The Redskins entered that meeting concerned about the degree to which Allen leans toward breaking up the current team. "Not as much as everybody thinks," cornerback DeAngelo Hall said. "He thinks we have a lot of talent in this room. [But] we don't feel like a team."

Allen made it clear a demolition at Redskins Park is unlikely. "The best way to improve is usually by addition, not subtraction," he told reporters. So, think refurbishing, not a total house cleaning. "We've laid the foundation. We're going to lay the cement soon and hopefully we'll have a beautiful house."

And who's going to be master -- quarterback -- of that house?

What about Jason Campbell? Sorry, looks like bad news for haters.

"He's got a lot of starts -- 51. He's seen a lot of [defensive] looks," Allen said. "And he hasn't played his best football yet."

Since Campbell, playing behind an awful line, finished 15th in the NFL in passer rating, 14th in yards and 18th in touchdown passes, that's at least a semi-hug from the new GM. If Allen thinks Campbell's best football is ahead of him and he's already rated in front of half the starters in the NFL, how much better can you do?

When the Redskins' new coach, presumably Mike Shanahan, is introduced, he'll find he's in the right place at the right time. He's nailed the bottom. Things can't get any worse for the Redskins. Oh, they could stay this bad for another year in terms of won-lost record, just as Gibbs's first year back (6-10) was only one win better than Steve Spurrier's (5-11) exit line. But, broadly speaking, the Redskins can't get worse than this: A loss to the Chargers' junior varsity, a pre-dawn coach firing and a locker room full of players taking turns ripping their own discipline, loyalty, maturity, accountability and, frankly, willingness to be coached.
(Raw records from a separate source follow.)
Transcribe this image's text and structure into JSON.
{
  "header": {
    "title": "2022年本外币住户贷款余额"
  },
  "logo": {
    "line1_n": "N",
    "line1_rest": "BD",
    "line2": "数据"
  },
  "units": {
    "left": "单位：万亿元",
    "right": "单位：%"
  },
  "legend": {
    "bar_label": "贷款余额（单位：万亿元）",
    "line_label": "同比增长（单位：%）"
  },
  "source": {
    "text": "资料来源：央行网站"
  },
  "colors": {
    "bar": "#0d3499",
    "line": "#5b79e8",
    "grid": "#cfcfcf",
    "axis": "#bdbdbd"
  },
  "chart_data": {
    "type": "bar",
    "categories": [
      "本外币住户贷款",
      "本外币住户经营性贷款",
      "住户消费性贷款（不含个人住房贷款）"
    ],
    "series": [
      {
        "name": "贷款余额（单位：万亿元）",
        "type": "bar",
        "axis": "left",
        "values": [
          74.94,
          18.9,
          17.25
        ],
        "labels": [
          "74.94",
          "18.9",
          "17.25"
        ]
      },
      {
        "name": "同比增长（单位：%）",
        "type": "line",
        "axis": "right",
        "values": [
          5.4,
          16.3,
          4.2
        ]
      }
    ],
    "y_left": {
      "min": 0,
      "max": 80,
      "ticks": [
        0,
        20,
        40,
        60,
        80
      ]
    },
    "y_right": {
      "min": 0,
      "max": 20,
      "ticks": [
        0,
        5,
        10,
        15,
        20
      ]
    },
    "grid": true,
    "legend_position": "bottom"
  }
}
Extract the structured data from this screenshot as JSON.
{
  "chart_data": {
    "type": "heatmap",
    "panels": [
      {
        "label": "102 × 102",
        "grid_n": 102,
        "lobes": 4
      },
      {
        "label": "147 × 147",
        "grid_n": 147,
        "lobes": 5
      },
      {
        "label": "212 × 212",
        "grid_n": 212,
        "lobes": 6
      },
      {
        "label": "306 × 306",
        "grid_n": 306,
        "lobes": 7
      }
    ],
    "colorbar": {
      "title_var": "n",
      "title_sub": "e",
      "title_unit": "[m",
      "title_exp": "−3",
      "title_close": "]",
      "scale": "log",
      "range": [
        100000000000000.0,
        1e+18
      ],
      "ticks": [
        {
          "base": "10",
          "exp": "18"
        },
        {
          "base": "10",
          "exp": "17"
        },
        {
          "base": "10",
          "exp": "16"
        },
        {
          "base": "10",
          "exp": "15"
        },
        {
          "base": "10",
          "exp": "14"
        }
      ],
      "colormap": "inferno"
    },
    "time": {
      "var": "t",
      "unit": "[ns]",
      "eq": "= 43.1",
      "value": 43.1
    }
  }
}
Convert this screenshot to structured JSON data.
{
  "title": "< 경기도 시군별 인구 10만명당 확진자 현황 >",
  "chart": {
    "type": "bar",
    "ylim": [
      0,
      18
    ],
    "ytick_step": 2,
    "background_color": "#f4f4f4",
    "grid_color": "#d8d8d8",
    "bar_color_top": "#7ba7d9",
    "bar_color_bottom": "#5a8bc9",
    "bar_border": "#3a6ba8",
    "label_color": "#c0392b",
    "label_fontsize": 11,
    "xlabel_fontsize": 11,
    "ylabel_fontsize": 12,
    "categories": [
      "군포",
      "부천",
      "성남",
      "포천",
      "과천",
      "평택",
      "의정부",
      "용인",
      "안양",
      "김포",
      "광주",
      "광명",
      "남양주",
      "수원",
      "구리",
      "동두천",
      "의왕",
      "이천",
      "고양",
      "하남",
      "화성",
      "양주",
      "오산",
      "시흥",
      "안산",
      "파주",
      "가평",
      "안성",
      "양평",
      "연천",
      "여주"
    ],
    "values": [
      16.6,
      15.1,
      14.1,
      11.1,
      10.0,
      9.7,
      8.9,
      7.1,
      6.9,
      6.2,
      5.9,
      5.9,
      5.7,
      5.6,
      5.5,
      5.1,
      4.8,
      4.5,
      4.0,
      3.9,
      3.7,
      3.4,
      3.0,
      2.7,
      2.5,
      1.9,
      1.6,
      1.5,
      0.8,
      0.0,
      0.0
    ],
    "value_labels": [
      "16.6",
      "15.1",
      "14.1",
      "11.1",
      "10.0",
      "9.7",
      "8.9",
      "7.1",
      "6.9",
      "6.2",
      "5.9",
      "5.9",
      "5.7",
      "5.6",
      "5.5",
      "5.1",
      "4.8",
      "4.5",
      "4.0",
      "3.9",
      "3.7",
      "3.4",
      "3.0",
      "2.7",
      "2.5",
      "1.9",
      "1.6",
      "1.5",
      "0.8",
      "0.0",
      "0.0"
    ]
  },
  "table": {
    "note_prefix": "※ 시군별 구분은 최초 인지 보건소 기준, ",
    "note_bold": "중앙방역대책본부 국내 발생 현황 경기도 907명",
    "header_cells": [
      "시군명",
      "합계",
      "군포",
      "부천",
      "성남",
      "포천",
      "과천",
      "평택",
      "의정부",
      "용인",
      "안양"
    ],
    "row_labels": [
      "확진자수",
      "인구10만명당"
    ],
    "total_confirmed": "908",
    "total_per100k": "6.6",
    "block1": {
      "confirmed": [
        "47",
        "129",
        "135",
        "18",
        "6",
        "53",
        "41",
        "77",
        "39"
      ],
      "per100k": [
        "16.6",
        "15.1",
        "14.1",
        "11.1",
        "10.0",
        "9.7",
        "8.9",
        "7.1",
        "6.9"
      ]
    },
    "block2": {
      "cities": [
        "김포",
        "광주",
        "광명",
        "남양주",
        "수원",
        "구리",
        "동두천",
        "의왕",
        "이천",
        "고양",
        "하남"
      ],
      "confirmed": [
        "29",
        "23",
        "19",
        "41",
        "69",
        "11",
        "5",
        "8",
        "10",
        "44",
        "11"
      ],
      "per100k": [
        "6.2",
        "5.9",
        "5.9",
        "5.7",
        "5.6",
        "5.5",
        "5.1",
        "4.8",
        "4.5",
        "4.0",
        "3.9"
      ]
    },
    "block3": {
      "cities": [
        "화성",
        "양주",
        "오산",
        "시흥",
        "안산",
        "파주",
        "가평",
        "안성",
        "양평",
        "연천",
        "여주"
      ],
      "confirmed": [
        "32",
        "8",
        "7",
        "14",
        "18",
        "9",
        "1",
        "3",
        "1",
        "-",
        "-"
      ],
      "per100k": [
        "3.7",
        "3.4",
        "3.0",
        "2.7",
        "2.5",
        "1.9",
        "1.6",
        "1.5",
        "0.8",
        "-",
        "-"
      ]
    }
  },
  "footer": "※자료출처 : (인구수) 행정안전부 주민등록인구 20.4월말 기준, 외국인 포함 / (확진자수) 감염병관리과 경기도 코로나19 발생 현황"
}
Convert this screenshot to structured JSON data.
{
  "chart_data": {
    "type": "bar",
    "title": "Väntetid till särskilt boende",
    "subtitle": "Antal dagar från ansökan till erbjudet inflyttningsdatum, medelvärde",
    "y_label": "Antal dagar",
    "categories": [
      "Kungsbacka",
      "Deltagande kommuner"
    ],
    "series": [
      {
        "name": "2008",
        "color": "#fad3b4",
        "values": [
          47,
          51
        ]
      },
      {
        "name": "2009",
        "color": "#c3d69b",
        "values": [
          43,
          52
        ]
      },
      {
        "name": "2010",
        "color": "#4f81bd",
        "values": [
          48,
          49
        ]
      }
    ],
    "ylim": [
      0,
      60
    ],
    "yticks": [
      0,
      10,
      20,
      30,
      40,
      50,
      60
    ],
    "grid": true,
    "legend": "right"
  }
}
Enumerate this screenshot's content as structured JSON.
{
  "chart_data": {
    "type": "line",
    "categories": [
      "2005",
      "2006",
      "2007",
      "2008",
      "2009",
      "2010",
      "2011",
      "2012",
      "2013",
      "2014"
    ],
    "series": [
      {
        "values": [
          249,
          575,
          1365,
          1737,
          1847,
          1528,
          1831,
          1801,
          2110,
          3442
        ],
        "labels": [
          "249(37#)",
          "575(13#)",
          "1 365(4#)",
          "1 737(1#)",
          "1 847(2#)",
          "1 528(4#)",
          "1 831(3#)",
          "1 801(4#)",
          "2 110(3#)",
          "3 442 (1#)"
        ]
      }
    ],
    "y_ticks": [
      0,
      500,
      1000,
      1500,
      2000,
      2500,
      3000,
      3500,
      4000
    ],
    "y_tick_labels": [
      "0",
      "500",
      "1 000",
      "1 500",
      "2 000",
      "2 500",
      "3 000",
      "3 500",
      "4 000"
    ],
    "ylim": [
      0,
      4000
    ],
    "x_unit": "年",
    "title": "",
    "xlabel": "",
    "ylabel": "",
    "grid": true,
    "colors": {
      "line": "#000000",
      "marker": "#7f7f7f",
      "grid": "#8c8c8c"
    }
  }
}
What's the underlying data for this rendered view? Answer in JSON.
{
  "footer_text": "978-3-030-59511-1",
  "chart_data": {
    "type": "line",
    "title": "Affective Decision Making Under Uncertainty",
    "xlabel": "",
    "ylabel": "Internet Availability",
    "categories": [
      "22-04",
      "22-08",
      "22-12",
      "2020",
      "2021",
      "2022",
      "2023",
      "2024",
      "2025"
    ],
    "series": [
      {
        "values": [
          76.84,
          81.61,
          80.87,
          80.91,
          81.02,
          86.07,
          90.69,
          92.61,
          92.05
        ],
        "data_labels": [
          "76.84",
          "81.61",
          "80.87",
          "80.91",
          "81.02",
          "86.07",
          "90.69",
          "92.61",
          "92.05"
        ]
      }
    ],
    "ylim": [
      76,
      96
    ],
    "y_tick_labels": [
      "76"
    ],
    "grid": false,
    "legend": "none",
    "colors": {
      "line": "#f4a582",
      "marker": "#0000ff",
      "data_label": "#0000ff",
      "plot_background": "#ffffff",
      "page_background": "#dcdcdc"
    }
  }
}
San Francisco Coach Mike Singletary, mad at a selfish 49er, once said: "Cannot win with them. Cannot coach with them. Can't do it. I want winners."

In the hours after Zorn was fired, several Redskins described their own team as the "Cannot Win With Them" type. This franchise may, or may not, need many new players. But it definitely needs an entirely new attitude. The Redskins must stop thinking that they are winners-under-an-evil-star and, instead, face how far they have to travel. Until they prove otherwise, they are losers, especially their richest most self-centered players.

The Redskins' next coach needs to understand what he's getting into. Redskins fans need to understand how much patience they will need. The owner must grasp that, after 11 years, this mess is his and he needs to get out of the way of the professionals. And the players, who know exactly what's wrong with them, need to take responsibility for their own team. When they start acting like winners, instead of just talking like it, they'll have a chance.